A simpler way to manipulate the sex of offspring has been developed by scientists.
The technique features a “novel” way to separate X- from Y-chromosome-bearing sperm.
Distinctive gene activity by the two sex chromosomes allows X-bearing sperm to be slowed down.
Most cells from male mammals contain both an X and a Y chromosome, but during sperm development (spermatogenesis) they are segregated into different cells.
This means an individual sperm will carry either one or the other, with an X chromosome giving rise to daughters and a Y chromosome to sons.
Researchers say that unlike the Y chromosome, which carries very few genes, the X chromosome carries many, some of which remain active in the maturing sperm.
This provides a theoretical basis for distinguishing the two, the research published in the journal PLOS Biology sets out.
Professor Masayuki Shimada, said: “The differential expression of receptor genes by the two sex chromosomes provides the basis for a novel and potentially highly useful method for separating X and Y sperm and we have already succeeded in the selective production of male or female in cattle and pigs by this method.
The study was performed in mice, but the technique is likely to be widely applicable to other mammals as well.
Scientists at Hiroshima University in Japan found 492 genes are active in only X-bearing sperm.
Eighteen of the X chromosome genes encoded receptors and were good candidates for manipulating the sperm because of their response to stimuli.
Researchers focused on a pair of receptors and found that a chemical that bound to them slowed sperm motility without impairing either fertilisation ability or viability.
They showed the effect was due to impaired energy production within the sperm and could be reversed by removal of the chemical.
Mouse sperm treated with the chemical, followed by in vitro fertilisation with the fastest swimmers, led to litters that were 90% male.
When the slower swimmers were used instead, the litters were 81% female.
Scientists say that while other procedures that can be used to separate X and Y sperm, they are cumbersome, expensive, and risk damaging the DNA of the sperm.
Professor Allan Pacey, Professor of Andrology at the University of Sheffield, said: “There have been many attempts over the years to develop techniques to separate X from Y chromosome bearing sperm and thereby influence the sex of farm animals or humans born.
“We also know that nature is pretty ingenious in how it can influence the sex of offspring born in response to specific environmental or social conditions.
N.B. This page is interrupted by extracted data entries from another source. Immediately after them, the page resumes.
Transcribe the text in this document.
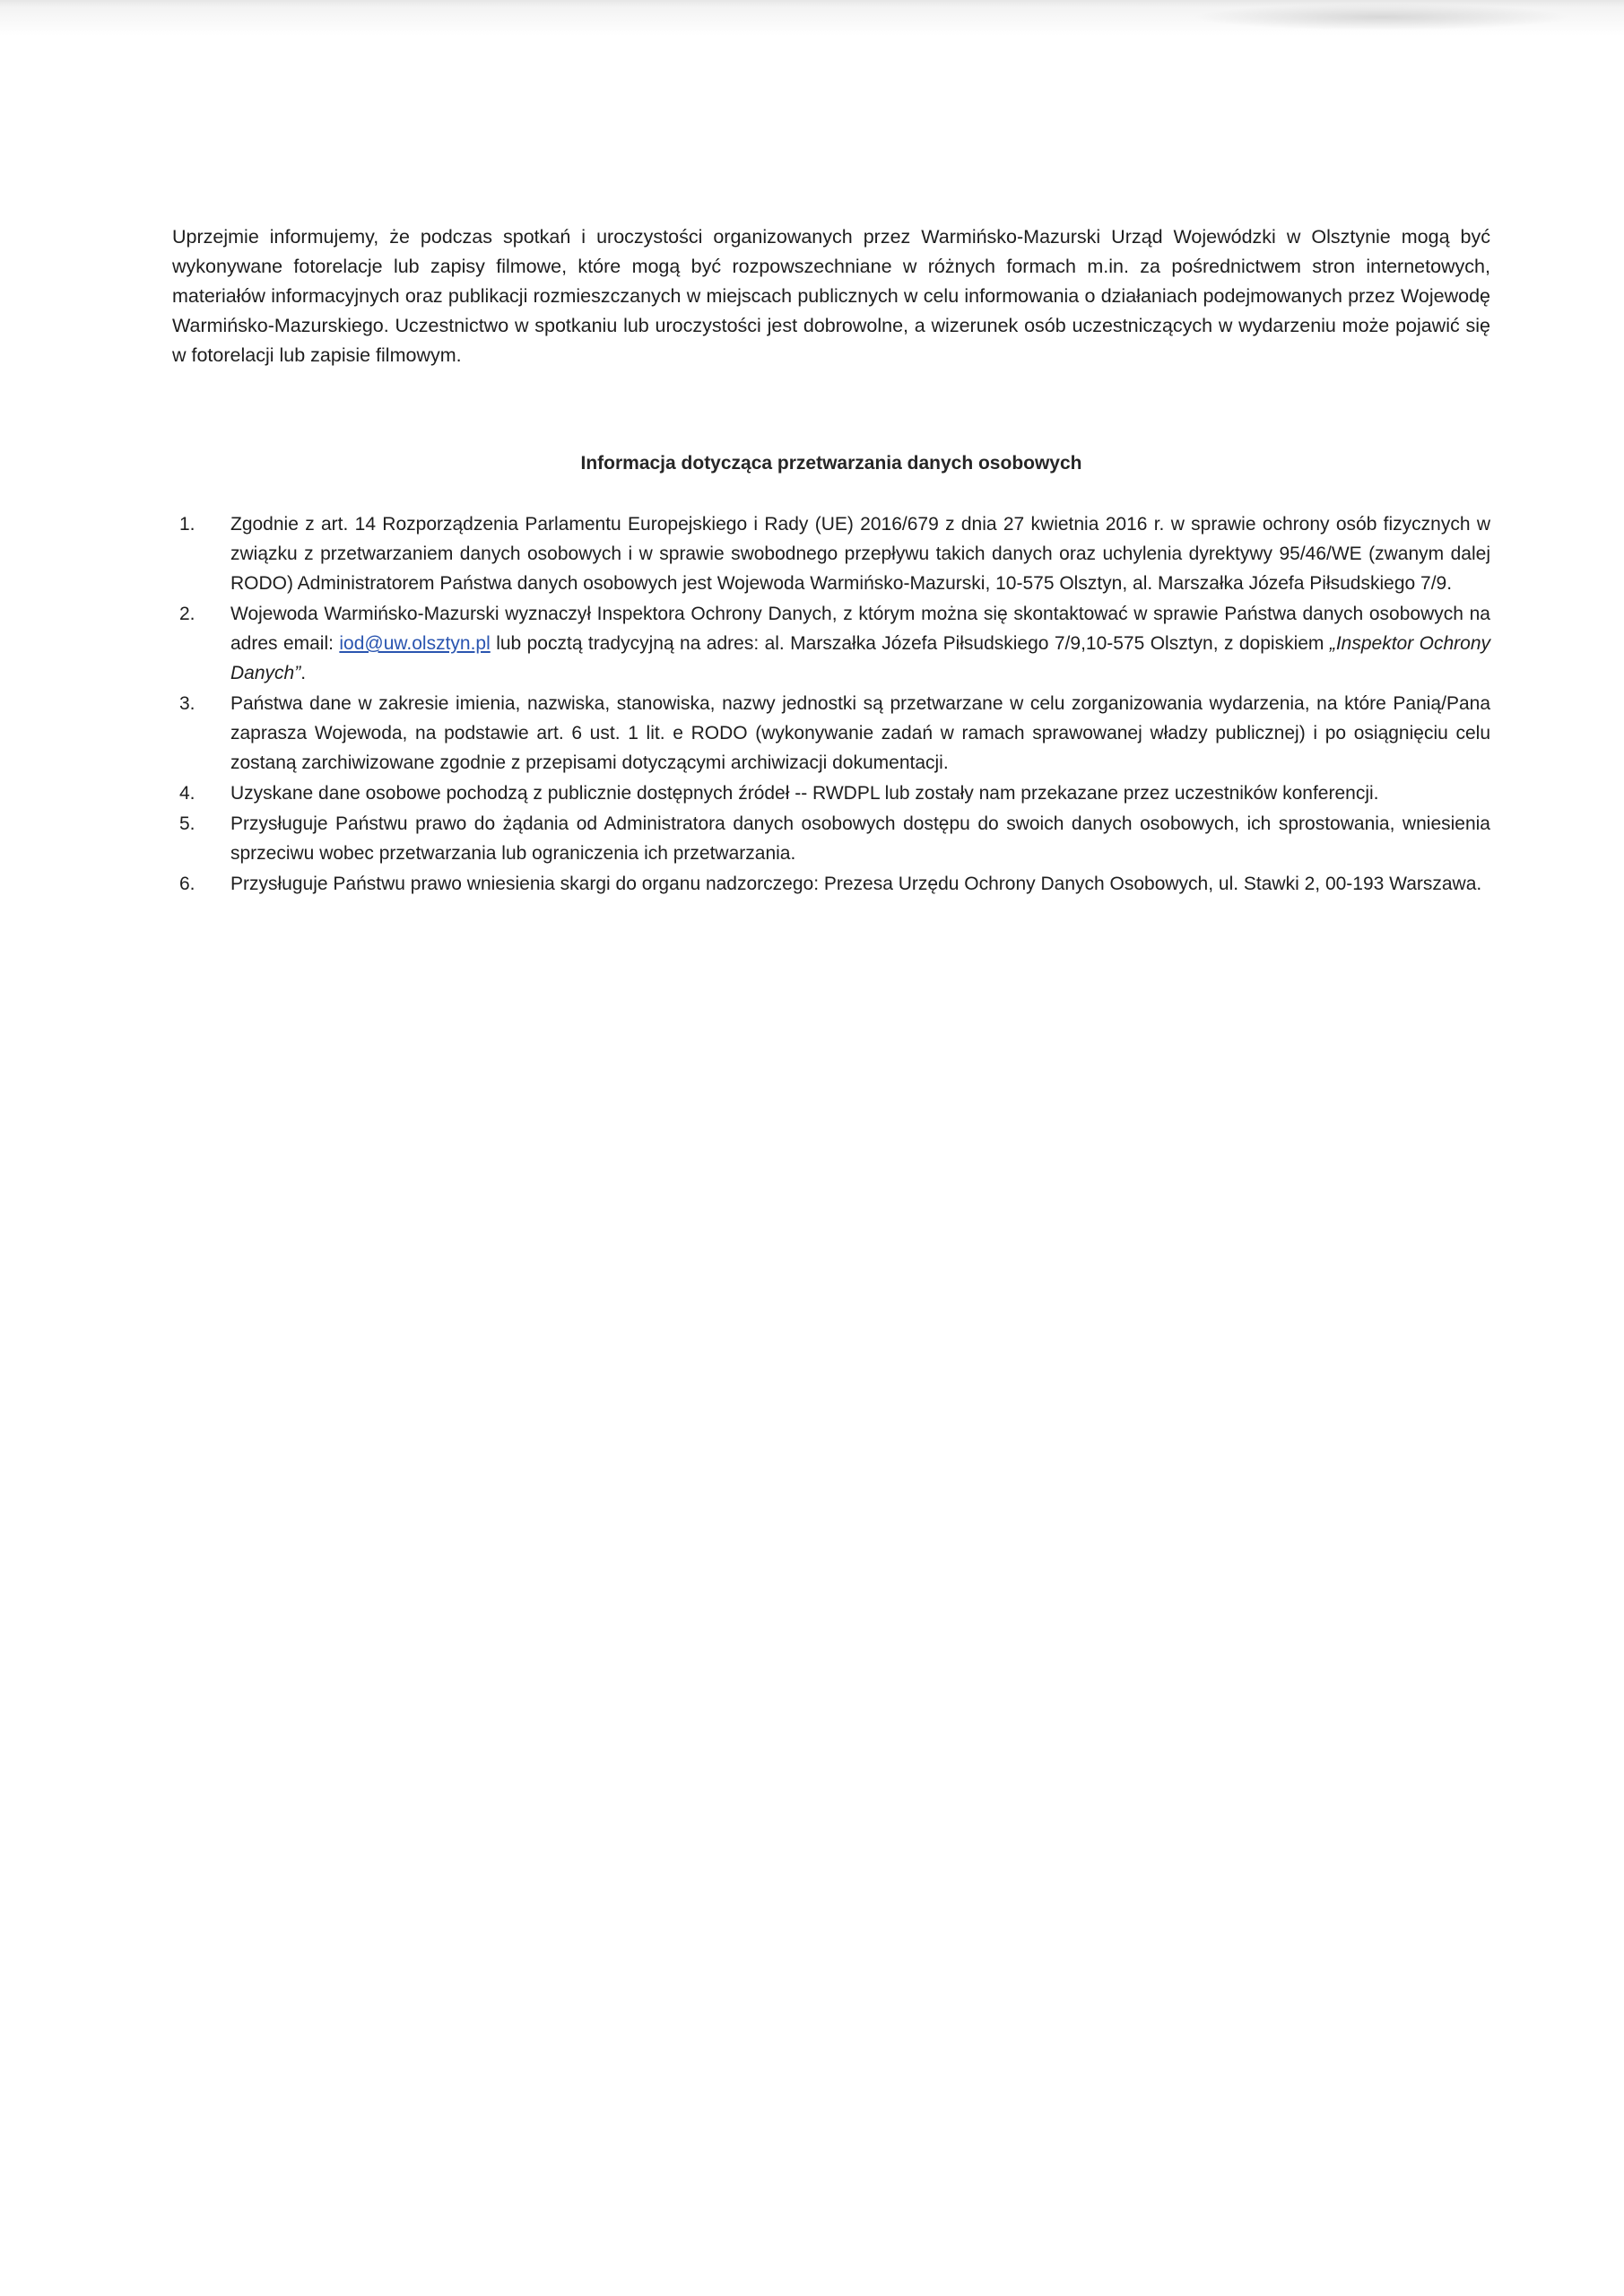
Uprzejmie informujemy, że podczas spotkań i uroczystości organizowanych przez Warmińsko-Mazurski Urząd Wojewódzki w Olsztynie mogą być wykonywane fotorelacje lub zapisy filmowe, które mogą być rozpowszechniane w różnych formach m.in. za pośrednictwem stron internetowych, materiałów informacyjnych oraz publikacji rozmieszczanych w miejscach publicznych w celu informowania o działaniach podejmowanych przez Wojewodę Warmińsko-Mazurskiego. Uczestnictwo w spotkaniu lub uroczystości jest dobrowolne, a wizerunek osób uczestniczących w wydarzeniu może pojawić się w fotorelacji lub zapisie filmowym.

Informacja dotycząca przetwarzania danych osobowych
1.	Zgodnie z art. 14 Rozporządzenia Parlamentu Europejskiego i Rady (UE) 2016/679 z dnia 27 kwietnia 2016 r. w sprawie ochrony osób fizycznych w związku z przetwarzaniem danych osobowych i w sprawie swobodnego przepływu takich danych oraz uchylenia dyrektywy 95/46/WE (zwanym dalej RODO) Administratorem Państwa danych osobowych jest Wojewoda Warmińsko-Mazurski, 10-575 Olsztyn, al. Marszałka Józefa Piłsudskiego 7/9.
2.	Wojewoda Warmińsko-Mazurski wyznaczył Inspektora Ochrony Danych, z którym można się skontaktować w sprawie Państwa danych osobowych na adres email: iod@uw.olsztyn.pl lub pocztą tradycyjną na adres: al. Marszałka Józefa Piłsudskiego 7/9,10-575 Olsztyn, z dopiskiem „Inspektor Ochrony Danych”.
3.	Państwa dane w zakresie imienia, nazwiska, stanowiska, nazwy jednostki są przetwarzane w celu zorganizowania wydarzenia, na które Panią/Pana zaprasza Wojewoda, na podstawie art. 6 ust. 1 lit. e RODO (wykonywanie zadań w ramach sprawowanej władzy publicznej) i po osiągnięciu celu zostaną zarchiwizowane zgodnie z przepisami dotyczącymi archiwizacji dokumentacji.
4.	Uzyskane dane osobowe pochodzą z publicznie dostępnych źródeł -- RWDPL lub zostały nam przekazane przez uczestników konferencji.
5.	Przysługuje Państwu prawo do żądania od Administratora danych osobowych dostępu do swoich danych osobowych, ich sprostowania, wniesienia sprzeciwu wobec przetwarzania lub ograniczenia ich przetwarzania.
6.	Przysługuje Państwu prawo wniesienia skargi do organu nadzorczego: Prezesa Urzędu Ochrony Danych Osobowych, ul. Stawki 2, 00-193 Warszawa.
However, to date, the mechanism by which it does this is poorly understood.
“Therefore, this paper is very interesting because it highlights inherent physiological differences between X and Y chromosome bearing sperm in the laboratory.
Dr Peter Ellis, lecturer in Molecular Biology and Reproduction, University of Kent School of Biosciences, added: “This study makes the startling claim that there are cell surface markers on X- and Y-bearing sperm cells that ‘label’ these and selectively affect their function.
“This type of marker has been sought for many years in many different species, but thus far without success.
“If this study were to be replicated – and in particular if it holds true in species other than mice – then the implications could be colossal for both animal and human artificial insemination and assisted reproduction, but we are certainly not at that stage yet.”